Jay, I thought I’d jump in a little late on this one because Fair Isaac has not done away with the auth user loophole but they claim they have found a way to spot the nefarious users and have the credit score reflect [ie remain unchanged] for these folks. More on this in my video update at http://www.videocreditscore.com/fico-08-update/ . Time will tell to see if the Fair Isaac system is working.
Andys last blog post..Average Credit Score
The Fair Isaac estimates that 50 million consumers are “legitimate” authorized users on someone else’s credit card.
Authorized user accounts do impact your FICO scores, but they aren’t a major factor in and of themselves.
Here are factors a legal authorized user must consider. Being either an authorized user or a primary accountholder carries risk. Authorized users could see their credit scores plummet if the primary cardholders default on the accounts. Primary cardholders are liable for any debt incurred by the authorized user, and high balances could damage their credit scores.
Issuers must report authorized-user information when the authorized user is the accountholder’s spouse, thanks to the Equal Credit Opportunity Act of 1974. Issuers decide whether to report payment history data for other authorized users.
What FICO and the Credit Reporting agencies should concentrate on is how to eliminate the bogus inquiries and bogus accounts in consumer files. Credit reports they are issuing to lenders have a ninety percent inaccuracy rate. In other words 90% of their reports have one or more errors that depress a consumers scoring. I think this is evil.
How is this fraud when it shows “Auth. User” on the credit report? That does not seem to be hiding anything to me, or in Jay’s words - FRAUD? If someone wants to go on a friend/family member’s good credit card as an AU to bump scores up a bit to get a better interest rate then so be it…….I am happy for them that they figured that out. The credit system is so flawed anyway. It takes a creditor no time to put a late pay on someone’s account, but if that was an error then it can take them a lifetime to take that late pay off. I am pro consumer in this battle so AU on as long as it is legal!
Candy -
I had to go back and re-read this post since I wrote it over a year and a half ago.
You mention going on a friend/family member’s credit card as an authorized user.
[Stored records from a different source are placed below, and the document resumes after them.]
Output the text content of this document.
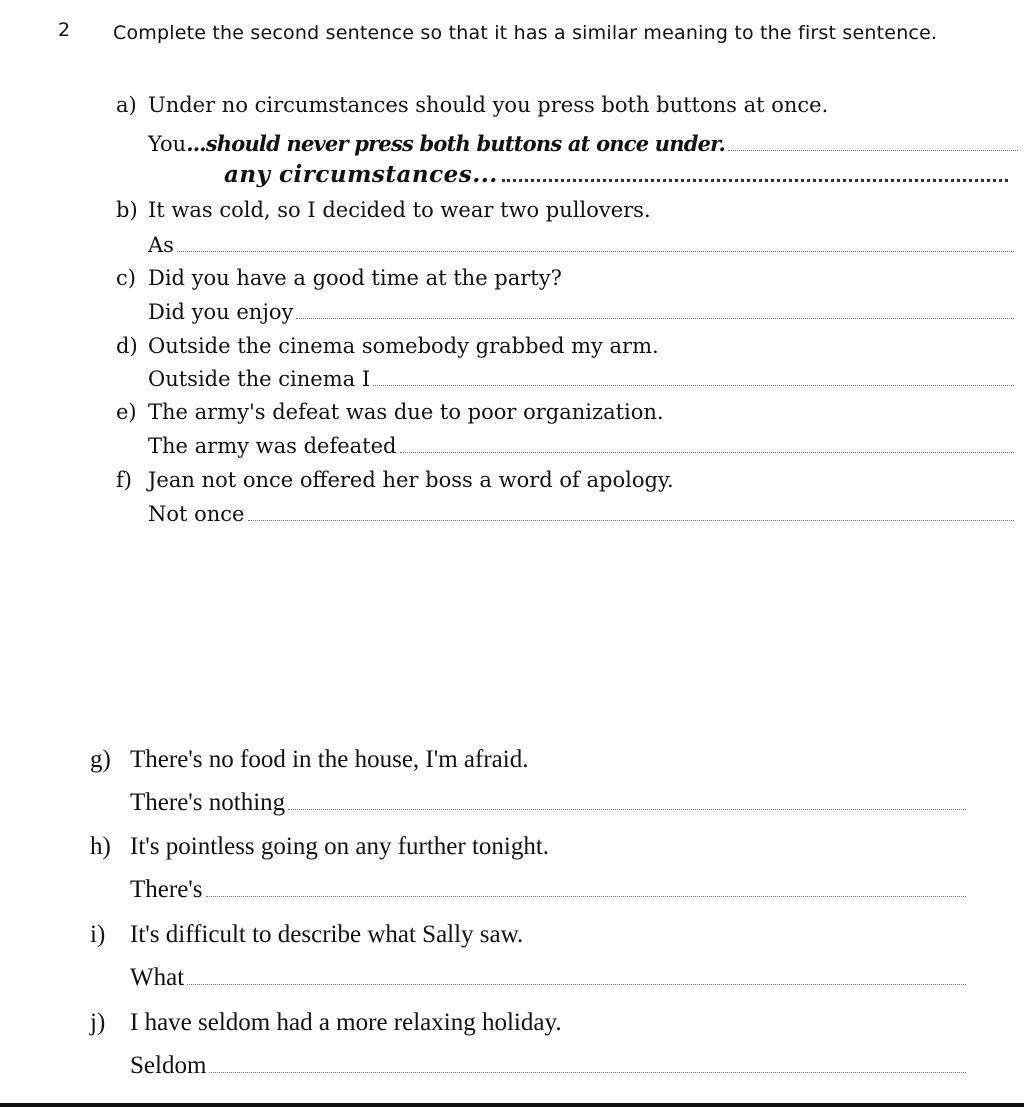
2 Complete the second sentence so that it has a similar meaning to the first sentence.
a) Under no circumstances should you press both buttons at once.
You ...should never press both buttons at once under.
any circumstances...
b) It was cold, so I decided to wear two pullovers.
As
c) Did you have a good time at the party?
Did you enjoy
d) Outside the cinema somebody grabbed my arm.
Outside the cinema I
e) The army's defeat was due to poor organization.
The army was defeated
f) Jean not once offered her boss a word of apology.
Not once
g) There's no food in the house, I'm afraid.
There's nothing
h) It's pointless going on any further tonight.
There's
i) It's difficult to describe what Sally saw.
What
j) I have seldom had a more relaxing holiday.
Seldom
I see that differently than what this article talks about — selling an “authorized membership” to a complete and total stranger for the express purpose of raising their credit score.
If I want to put a family member on a card, and they are really going to use it and help pay it and work on their credit, fine. But selling that credit to a complete stranger violates (in my opinion) the “spirit” of what it’s intended for.
As I mentioned, I don’t know if it constitutes legal fraud. But it’s “moral fraud” in my book.
I’m “pro consumer” too. Heck, I AM a consumer. But I also believe in doing the right thing. And to answer some of the comments from way back, just because the credit system is flawed and “screws us” doesn’t make being deceitful right..
I can understand that this is doable. I mean I don’t know if it’s legal or not but they can actually use a person with a good credit to buy a house. The thing I don’t understand is if the person with a good credit knows that his/her credit good credit is being used for this purpose because who in the world can risk such a thing? What happens if the buyer with bad credit falls behind the payments on the house? who is responsible? the whole thing sounds a little bit fishy to me.